In casa mia il momento del pranzo o della cena è sempre stato una sorta di rito. Primo, secondo, contorno e dolce immancabili. Impensabile sedersi e non mangiare una portata.
Ricordo ancora le pentole sul fuoco messe da mia madre, il ragù cucinato per ore "perché più cuoce più è buono", la quantità incredibile di pasta buttata per me e mio fratello, adolescenti con una fame interminabile. Per non parlare del minestrone freddo lasciato sulla tavola con il mestolo in mezzo come una sorta di spada nella roccia.
La domenica era il momento della pasta fatta in casa, un appuntamento fisso. Gnocchi, taglierini, taglierini verdi, tagliatelle, lasagne. Ci divertivamo ad aiutare nostra madre e in caso si facessero ravioli o tortellini anche mio padre, in onore delle sue origini emiliane. Un piccolo pezzo di pasta, la rondella per tagliare e via con la macchina per fare la sfoglia.

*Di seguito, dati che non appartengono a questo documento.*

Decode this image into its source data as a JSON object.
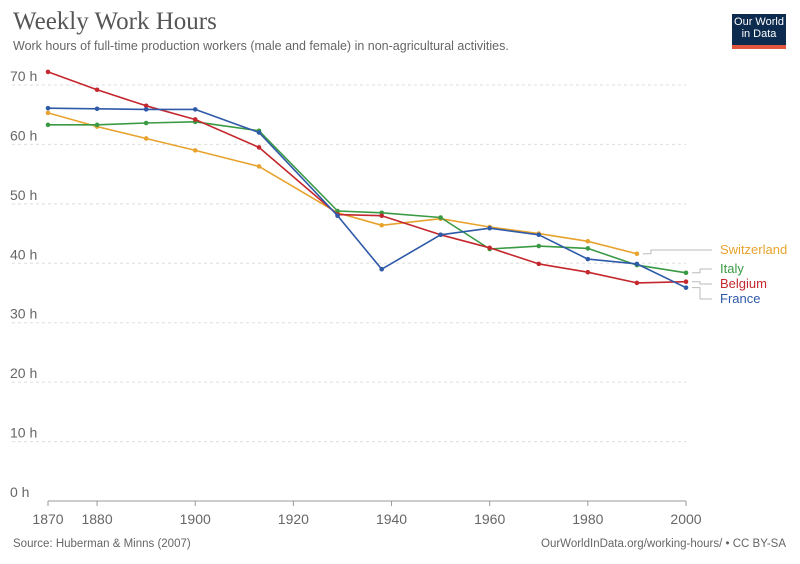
{
  "header": {
    "title": "Weekly Work Hours",
    "subtitle": "Work hours of full-time production workers (male and female) in non-agricultural activities.",
    "logo_line1": "Our World",
    "logo_line2": "in Data"
  },
  "footer": {
    "source": "Source: Huberman & Minns (2007)",
    "credit": "OurWorldInData.org/working-hours/ • CC BY-SA"
  },
  "colors": {
    "logo_bg": "#0d2b4e",
    "logo_accent": "#e2563b",
    "grid": "#dddddd"
  },
  "chart_data": {
    "type": "line",
    "title": "Weekly Work Hours",
    "xlim": [
      1870,
      2000
    ],
    "ylim": [
      0,
      70
    ],
    "x_ticks": [
      1870,
      1880,
      1900,
      1920,
      1940,
      1960,
      1980,
      2000
    ],
    "y_ticks": [
      {
        "value": 0,
        "label": "0 h"
      },
      {
        "value": 10,
        "label": "10 h"
      },
      {
        "value": 20,
        "label": "20 h"
      },
      {
        "value": 30,
        "label": "30 h"
      },
      {
        "value": 40,
        "label": "40 h"
      },
      {
        "value": 50,
        "label": "50 h"
      },
      {
        "value": 60,
        "label": "60 h"
      },
      {
        "value": 70,
        "label": "70 h"
      }
    ],
    "grid": true,
    "legend": "right (labels at line ends)",
    "series": [
      {
        "name": "Switzerland",
        "color": "#e8a32e",
        "points": [
          [
            1870,
            65.3
          ],
          [
            1880,
            63.0
          ],
          [
            1890,
            61.0
          ],
          [
            1900,
            59.0
          ],
          [
            1913,
            56.3
          ],
          [
            1929,
            48.5
          ],
          [
            1938,
            46.4
          ],
          [
            1950,
            47.5
          ],
          [
            1960,
            46.1
          ],
          [
            1970,
            45.0
          ],
          [
            1980,
            43.7
          ],
          [
            1990,
            41.6
          ]
        ]
      },
      {
        "name": "Italy",
        "color": "#3a9a44",
        "points": [
          [
            1870,
            63.3
          ],
          [
            1880,
            63.3
          ],
          [
            1890,
            63.6
          ],
          [
            1900,
            63.8
          ],
          [
            1913,
            62.3
          ],
          [
            1929,
            48.8
          ],
          [
            1938,
            48.5
          ],
          [
            1950,
            47.7
          ],
          [
            1960,
            42.4
          ],
          [
            1970,
            42.9
          ],
          [
            1980,
            42.5
          ],
          [
            1990,
            39.7
          ],
          [
            2000,
            38.4
          ]
        ]
      },
      {
        "name": "Belgium",
        "color": "#c4282e",
        "points": [
          [
            1870,
            72.2
          ],
          [
            1880,
            69.2
          ],
          [
            1890,
            66.5
          ],
          [
            1900,
            64.2
          ],
          [
            1913,
            59.5
          ],
          [
            1929,
            48.2
          ],
          [
            1938,
            48.0
          ],
          [
            1950,
            44.8
          ],
          [
            1960,
            42.6
          ],
          [
            1970,
            39.9
          ],
          [
            1980,
            38.5
          ],
          [
            1990,
            36.7
          ],
          [
            2000,
            36.9
          ]
        ]
      },
      {
        "name": "France",
        "color": "#2e5aa8",
        "points": [
          [
            1870,
            66.1
          ],
          [
            1880,
            66.0
          ],
          [
            1890,
            65.9
          ],
          [
            1900,
            65.9
          ],
          [
            1913,
            62.0
          ],
          [
            1929,
            48.0
          ],
          [
            1938,
            39.0
          ],
          [
            1950,
            44.8
          ],
          [
            1960,
            45.9
          ],
          [
            1970,
            44.8
          ],
          [
            1980,
            40.7
          ],
          [
            1990,
            39.9
          ],
          [
            2000,
            35.9
          ]
        ]
      }
    ]
  }
}
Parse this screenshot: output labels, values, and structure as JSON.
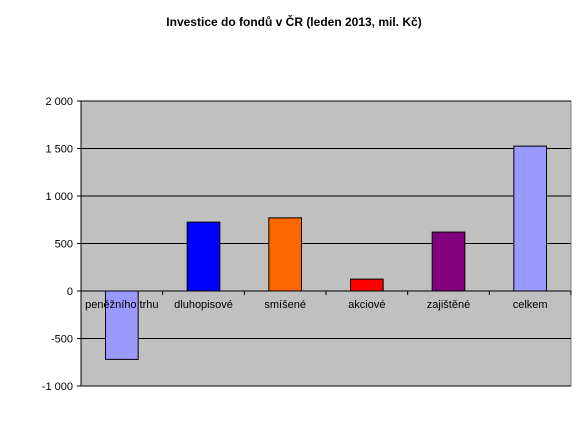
{
  "chart_data": {
    "type": "bar",
    "title": "Investice do fondů v ČR (leden 2013, mil. Kč)",
    "xlabel": "",
    "ylabel": "",
    "categories": [
      "peněžního trhu",
      "dluhopisové",
      "smíšené",
      "akciové",
      "zajištěné",
      "celkem"
    ],
    "values": [
      -720,
      725,
      770,
      125,
      620,
      1525
    ],
    "colors": [
      "#9999ff",
      "#0000ff",
      "#ff6600",
      "#ff0000",
      "#800080",
      "#9999ff"
    ],
    "ylim": [
      -1000,
      2000
    ],
    "yticks": [
      -1000,
      -500,
      0,
      500,
      1000,
      1500,
      2000
    ],
    "ytick_labels": [
      "-1 000",
      "-500",
      "0",
      "500",
      "1 000",
      "1 500",
      "2 000"
    ],
    "grid": true,
    "plot_background": "#c0c0c0",
    "legend": "none"
  }
}
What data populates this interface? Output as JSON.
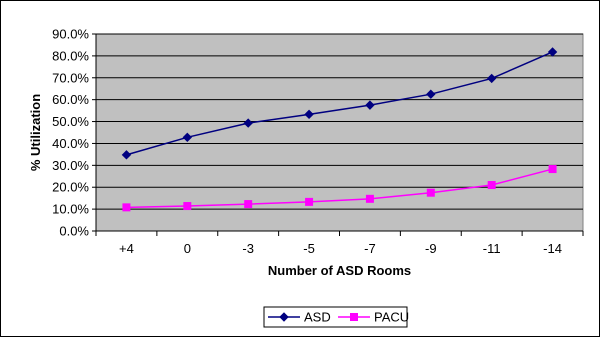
{
  "chart_data": {
    "type": "line",
    "title": "",
    "xlabel": "Number of ASD Rooms",
    "ylabel": "% Utilization",
    "categories": [
      "+4",
      "0",
      "-3",
      "-5",
      "-7",
      "-9",
      "-11",
      "-14"
    ],
    "ylim": [
      0,
      90
    ],
    "yticks": [
      "0.0%",
      "10.0%",
      "20.0%",
      "30.0%",
      "40.0%",
      "50.0%",
      "60.0%",
      "70.0%",
      "80.0%",
      "90.0%"
    ],
    "grid": true,
    "legend_position": "bottom",
    "series": [
      {
        "name": "ASD",
        "color": "#000080",
        "marker": "diamond",
        "values": [
          34.8,
          42.8,
          49.3,
          53.3,
          57.5,
          62.5,
          69.7,
          81.8
        ]
      },
      {
        "name": "PACU",
        "color": "#FF00FF",
        "marker": "square",
        "values": [
          10.8,
          11.4,
          12.3,
          13.3,
          14.7,
          17.5,
          21.0,
          28.3
        ]
      }
    ],
    "plot_background": "#C0C0C0"
  }
}
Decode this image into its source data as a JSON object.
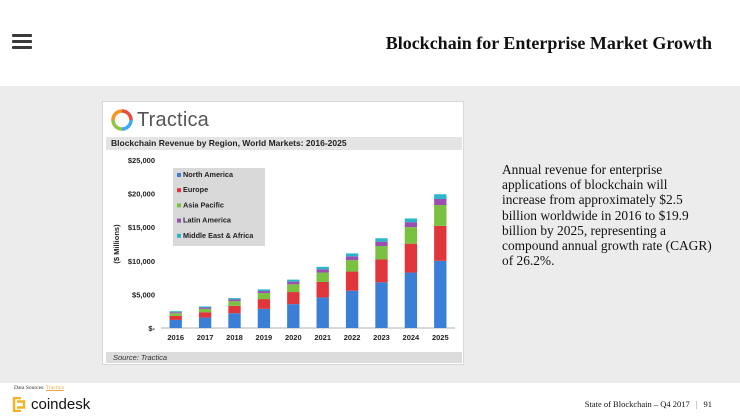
{
  "header": {
    "title": "Blockchain for Enterprise Market Growth",
    "menu_icon": "hamburger-menu-icon"
  },
  "chart_card": {
    "logo_text": "Tractica",
    "logo_colors": [
      "#e74c3c",
      "#3fa9f5",
      "#8dc63f",
      "#f7941d"
    ],
    "source": "Source: Tractica"
  },
  "chart_data": {
    "type": "bar",
    "stacked": true,
    "title": "Blockchain Revenue by Region, World Markets: 2016-2025",
    "xlabel": "",
    "ylabel": "($ Millions)",
    "ylim": [
      0,
      25000
    ],
    "yticks": [
      0,
      5000,
      10000,
      15000,
      20000,
      25000
    ],
    "ytick_labels": [
      "$-",
      "$5,000",
      "$10,000",
      "$15,000",
      "$20,000",
      "$25,000"
    ],
    "categories": [
      "2016",
      "2017",
      "2018",
      "2019",
      "2020",
      "2021",
      "2022",
      "2023",
      "2024",
      "2025"
    ],
    "legend_position": "top-left",
    "series": [
      {
        "name": "North America",
        "color": "#3a7fd5",
        "values": [
          1200,
          1550,
          2200,
          2850,
          3550,
          4550,
          5550,
          6800,
          8250,
          10000
        ]
      },
      {
        "name": "Europe",
        "color": "#e0353b",
        "values": [
          600,
          800,
          1100,
          1450,
          1800,
          2300,
          2850,
          3400,
          4300,
          5200
        ]
      },
      {
        "name": "Asia Pacific",
        "color": "#7ac142",
        "values": [
          400,
          500,
          700,
          900,
          1150,
          1400,
          1700,
          2000,
          2450,
          3100
        ]
      },
      {
        "name": "Latin America",
        "color": "#9b4fb0",
        "values": [
          150,
          200,
          250,
          300,
          400,
          480,
          560,
          650,
          750,
          900
        ]
      },
      {
        "name": "Middle East & Africa",
        "color": "#2bb5c8",
        "values": [
          150,
          150,
          200,
          250,
          300,
          370,
          440,
          500,
          550,
          700
        ]
      }
    ]
  },
  "summary_text": "Annual revenue for enterprise applications of blockchain will increase from approximately $2.5 billion worldwide in 2016 to $19.9 billion by 2025, representing a compound annual growth rate (CAGR) of 26.2%.",
  "footer": {
    "data_sources_label": "Data Sources:",
    "data_sources_link": "Tractica",
    "brand": "coindesk",
    "report": "State of Blockchain – Q4 2017",
    "separator": "|",
    "page_number": "91",
    "brand_color": "#f4b325"
  }
}
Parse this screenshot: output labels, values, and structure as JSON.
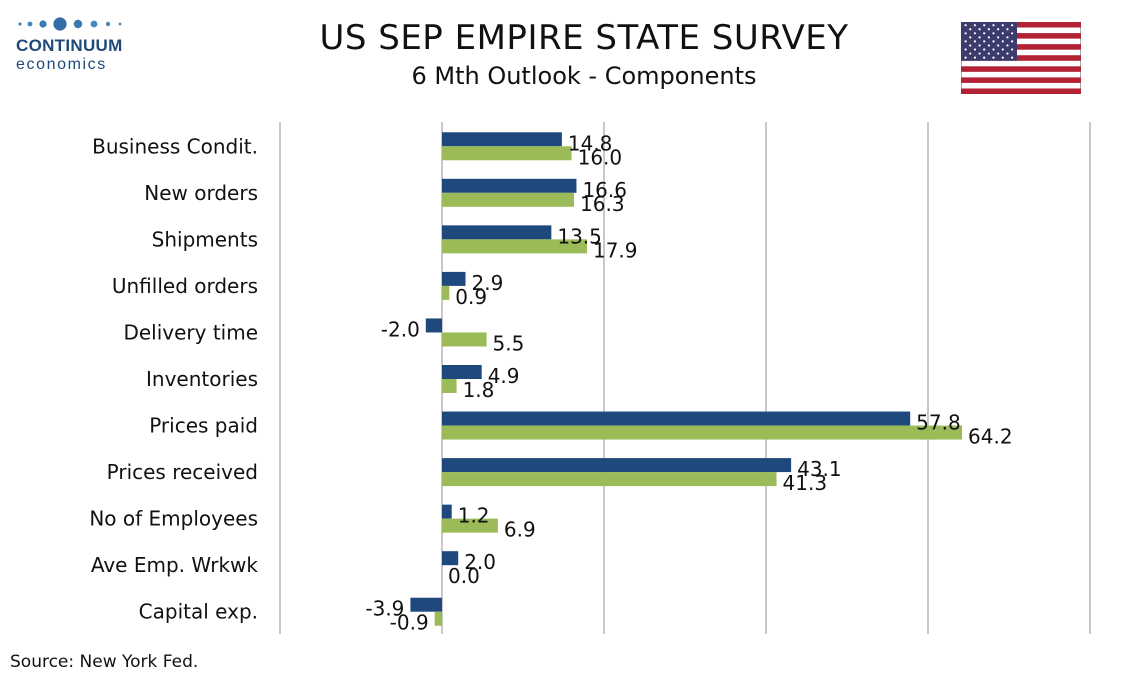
{
  "logo": {
    "word": "CONTINUUM",
    "sub": "economics"
  },
  "source": "Source: New York Fed.",
  "flag_icon": "us-flag-icon",
  "colors": {
    "series1": "#1f497d",
    "series2": "#9bbb59",
    "grid": "#c8c8c8"
  },
  "chart_data": {
    "type": "bar",
    "orientation": "horizontal",
    "title": "US SEP EMPIRE STATE SURVEY",
    "subtitle": "6 Mth Outlook - Components",
    "categories": [
      "Business Condit.",
      "New orders ",
      "Shipments ",
      "Unfilled orders",
      "Delivery time",
      "Inventories",
      "Prices paid",
      "Prices received",
      "No of Employees",
      "Ave Emp. Wrkwk",
      "Capital exp."
    ],
    "series": [
      {
        "values": [
          14.8,
          16.6,
          13.5,
          2.9,
          -2.0,
          4.9,
          57.8,
          43.1,
          1.2,
          2.0,
          -3.9
        ]
      },
      {
        "values": [
          16.0,
          16.3,
          17.9,
          0.9,
          5.5,
          1.8,
          64.2,
          41.3,
          6.9,
          0.0,
          -0.9
        ]
      }
    ],
    "labels": [
      [
        "14.8",
        "16.6",
        "13.5",
        "2.9",
        "-2.0",
        "4.9",
        "57.8",
        "43.1",
        "1.2",
        "2.0",
        "-3.9"
      ],
      [
        "16.0",
        "16.3",
        "17.9",
        "0.9",
        "5.5",
        "1.8",
        "64.2",
        "41.3",
        "6.9",
        "0.0",
        "-0.9"
      ]
    ],
    "xlim": [
      -20,
      80
    ],
    "grid": true,
    "legend": "none"
  }
}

Poi quei piatti che ho ancora ben presente. Carne fritta al sugo, rotolo di carne tritata con uovo in mezzo, carne patate e prosciutto, patate al forno con la besciamella, trippe con patate e fagiolane, stoccafisso, spezzatino in bianco e al pomodoro. Un menù senza fine.
Si andava a mangiare fuori di meno, capitava nei momenti particolari, una festa, una ricorrenza, una riunione di famiglia. Il momento del pranzo era davvero importante nei preliminari. Mia nonna, che non sapeva cucinare, si occupava della tavola, i tovaglioli ognuno col suo portatovagliolo, i piatti, i bicchiere. Come potrei dimenticare l'acqua di Vichy, quando era ancora buona intendiamoci.
Profumi che non si possono dimenticare, che ancora adesso in parte ritrovo nei piatti che mio padre ha imparato a ripetere e io come lui ogni tanto provo, cercando di dare la giusta importanza al momento in cui ci sediamo davanti ad un piatto che oltre al gusto ha una storia.